When you move to your first college apartment and you have your first college kitchen with a snazzy college refrigerator and pantry, you will have to inevitably start getting some groceries. Getting groceries in college can be a colossal pain in the ass for a lot of reasons. First, if you live in a city, you most likely do not have a car, which means you are trekking with those groceries x amount of blocks, most likely, weekly. This is when you will start to miss and value your mother. Secondly, buying groceries is expensive because if you are going to haul your ass down to the local Trader Joes, you are going to get enough groceries to sustain you until you graduate because God forbid you have to make this trip again, and that means racking up a likely $100+ grocery bill. But most importantly, grocery shopping sucks because you know you will shell out all of this money to buy food, and then you will have to cook this freaking food. And when finals/midterms hit and you are sleeping in the library, the last thing you want is to have to go home and slave away in the kitchen to sustain yourself. No, what you really want is Chipotle (and yes, you do want the guac even though it's extra) and a pint of Ben and Jerry's.

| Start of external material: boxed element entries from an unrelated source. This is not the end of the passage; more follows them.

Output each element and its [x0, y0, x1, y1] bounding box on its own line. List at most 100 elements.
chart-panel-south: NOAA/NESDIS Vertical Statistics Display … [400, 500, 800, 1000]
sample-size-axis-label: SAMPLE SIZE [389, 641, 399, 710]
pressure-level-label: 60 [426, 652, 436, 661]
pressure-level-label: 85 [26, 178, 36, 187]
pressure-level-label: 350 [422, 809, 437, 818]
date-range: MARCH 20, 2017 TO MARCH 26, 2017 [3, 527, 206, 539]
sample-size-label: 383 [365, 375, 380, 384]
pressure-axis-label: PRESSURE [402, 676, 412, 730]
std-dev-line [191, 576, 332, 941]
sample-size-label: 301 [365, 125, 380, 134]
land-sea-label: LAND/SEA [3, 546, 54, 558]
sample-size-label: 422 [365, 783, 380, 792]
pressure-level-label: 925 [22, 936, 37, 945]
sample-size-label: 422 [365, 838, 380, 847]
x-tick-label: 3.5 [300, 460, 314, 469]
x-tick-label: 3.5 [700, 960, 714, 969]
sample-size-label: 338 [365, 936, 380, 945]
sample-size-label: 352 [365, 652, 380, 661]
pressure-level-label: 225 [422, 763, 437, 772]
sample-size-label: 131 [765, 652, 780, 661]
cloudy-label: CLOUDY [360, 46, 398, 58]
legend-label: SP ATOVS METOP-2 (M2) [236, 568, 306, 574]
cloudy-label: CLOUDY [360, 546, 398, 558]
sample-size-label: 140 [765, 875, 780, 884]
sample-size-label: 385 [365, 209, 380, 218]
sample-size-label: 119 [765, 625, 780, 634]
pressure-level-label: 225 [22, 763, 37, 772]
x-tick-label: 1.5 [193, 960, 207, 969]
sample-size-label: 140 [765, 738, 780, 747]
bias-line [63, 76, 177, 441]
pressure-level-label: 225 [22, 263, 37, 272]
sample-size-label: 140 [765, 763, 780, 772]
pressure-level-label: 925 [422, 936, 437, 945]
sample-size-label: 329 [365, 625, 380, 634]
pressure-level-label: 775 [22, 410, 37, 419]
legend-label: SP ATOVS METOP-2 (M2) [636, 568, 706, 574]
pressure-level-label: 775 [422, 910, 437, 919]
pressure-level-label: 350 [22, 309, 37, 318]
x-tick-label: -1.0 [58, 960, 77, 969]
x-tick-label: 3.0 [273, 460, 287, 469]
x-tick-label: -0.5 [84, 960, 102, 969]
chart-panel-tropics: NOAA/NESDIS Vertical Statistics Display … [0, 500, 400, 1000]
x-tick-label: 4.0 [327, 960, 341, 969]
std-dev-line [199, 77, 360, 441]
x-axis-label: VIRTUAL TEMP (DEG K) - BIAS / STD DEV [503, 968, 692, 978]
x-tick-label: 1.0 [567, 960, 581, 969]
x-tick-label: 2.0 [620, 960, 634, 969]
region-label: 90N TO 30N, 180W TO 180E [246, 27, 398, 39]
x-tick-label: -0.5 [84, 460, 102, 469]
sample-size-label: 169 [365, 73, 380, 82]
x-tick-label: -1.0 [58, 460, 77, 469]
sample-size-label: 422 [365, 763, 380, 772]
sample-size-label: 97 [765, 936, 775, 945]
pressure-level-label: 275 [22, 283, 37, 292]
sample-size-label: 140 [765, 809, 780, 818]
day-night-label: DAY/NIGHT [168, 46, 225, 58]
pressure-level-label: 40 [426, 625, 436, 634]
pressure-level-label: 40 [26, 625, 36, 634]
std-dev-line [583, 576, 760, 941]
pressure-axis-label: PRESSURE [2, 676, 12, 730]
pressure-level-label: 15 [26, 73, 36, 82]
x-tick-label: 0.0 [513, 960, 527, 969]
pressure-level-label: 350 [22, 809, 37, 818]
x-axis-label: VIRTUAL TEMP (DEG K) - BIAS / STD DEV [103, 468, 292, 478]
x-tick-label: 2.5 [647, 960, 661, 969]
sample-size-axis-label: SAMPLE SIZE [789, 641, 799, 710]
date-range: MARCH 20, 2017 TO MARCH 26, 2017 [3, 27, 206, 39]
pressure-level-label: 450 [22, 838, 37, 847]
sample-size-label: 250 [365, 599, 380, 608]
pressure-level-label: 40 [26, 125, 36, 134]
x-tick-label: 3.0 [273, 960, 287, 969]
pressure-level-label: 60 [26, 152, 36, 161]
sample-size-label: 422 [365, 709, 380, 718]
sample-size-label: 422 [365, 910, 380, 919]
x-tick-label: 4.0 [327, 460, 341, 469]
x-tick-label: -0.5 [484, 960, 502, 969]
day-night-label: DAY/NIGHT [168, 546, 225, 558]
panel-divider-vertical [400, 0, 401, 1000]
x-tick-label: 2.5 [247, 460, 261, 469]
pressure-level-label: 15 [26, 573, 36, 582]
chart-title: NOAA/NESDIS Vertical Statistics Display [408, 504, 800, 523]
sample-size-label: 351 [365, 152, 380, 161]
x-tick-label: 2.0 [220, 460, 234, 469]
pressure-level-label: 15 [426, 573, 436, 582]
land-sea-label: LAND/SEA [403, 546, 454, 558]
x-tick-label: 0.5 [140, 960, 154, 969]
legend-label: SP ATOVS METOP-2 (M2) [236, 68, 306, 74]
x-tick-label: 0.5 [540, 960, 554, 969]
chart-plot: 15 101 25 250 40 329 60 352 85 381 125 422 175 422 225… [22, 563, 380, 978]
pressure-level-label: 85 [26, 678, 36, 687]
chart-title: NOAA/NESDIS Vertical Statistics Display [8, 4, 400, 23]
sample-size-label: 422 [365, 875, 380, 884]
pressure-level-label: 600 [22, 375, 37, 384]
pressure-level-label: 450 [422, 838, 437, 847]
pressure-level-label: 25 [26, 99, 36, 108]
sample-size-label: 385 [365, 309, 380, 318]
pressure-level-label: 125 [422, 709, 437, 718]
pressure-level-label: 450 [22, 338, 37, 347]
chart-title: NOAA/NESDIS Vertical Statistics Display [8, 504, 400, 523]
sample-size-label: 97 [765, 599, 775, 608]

However, there is a sweet little solution to all your food and grocery related problems, and it's already sitting in the refrigerator. Oh yes, you guessed it; it's your roommate's food.
Why is it always true that when your hunger is equivalent to a ravenous pack of hyenas, that your roommate just happens to have dope as hell leftovers and snacks? I mean it's like they are telling you "PLEASE EAT MY FOOD; LOOK HOW YUMMY IT IS". Well, it is likely that on multiple occasions you have responded to that invitation with a don't mind if I do. So, to all those food thieves out there, I salute you, and I invite you to reminisce with me about those thoughts you have while eating your roommate's food.
Sweet Jesus, I am hungry enough to eat Michael Phelps 6,000 calorie diet three times.
*pops open the fridge*
I spy with my pretty little eye left over Papa Johns.
*silently moonwalks, wops and twerks simultaneously*
I want that pizza. I want it real bad.
Buttttttt it's not mine, and I am a good roommate who doesn't eat their roommates food.
*swings refrigerator door closed and walks away to go cry and chew on a pillow*
Who am I kidding? I'm a crappy roommate; I'm going to go back and eat that pizza. My roommate never eats her/his leftovers anyways, and they definitely won't remember how many slices were left.
*removes pizza box and starts to fantasize about the first bite*
I will daintily remove the smallest piece (read a piece of pizza so large it is probably two pieces), being careful not shift the arrangement of the others because I am a super spy and no one can catch me, and pop it in the microwave.
*watches the front door with intense anxiety, knowing that at any moment the roommate could walk in and catch you*
*hears the microwave ping*
God, is that you?
*removes the slice of pizza and consumes it in under 3 seconds*
Should I be in awe of myself or terrified?
That smaller (read gigantic) piece of pizza didn't do the trick, so I am just going to take a second.
(repeats previous food consuming thoughts)
It's not enough!
I have now almost eaten all of the pizza, and there is no way to cover it up if I eat the last piece.
I feel anger. That pizza should be mine. They left it here to go bad and didn't even appreciate it.
*six minutes of internal struggle ensues*
*finally, an epiphany*
I have come up with the perfect plan. I will say I opened the refrigerator door, and the pizza box just fell out. I tried to catch it, but, alas, it was too late. So, I threw it away, but the box was too big for our trashcan so I had to take it to the dumpster. PROBLEM. SOLVED.
*smugly eats the last piece of pizza, and it tastes like victory*
I have no regrets, and I know I will go on to steal food from my roommate forever.
Eating your roommate's food saves you money, time and most of all energy. So, thank you to all those leftover-leaving, grocery-buying and gullible roommates out there that nourish slackers like me. Y'all are the real MVPs.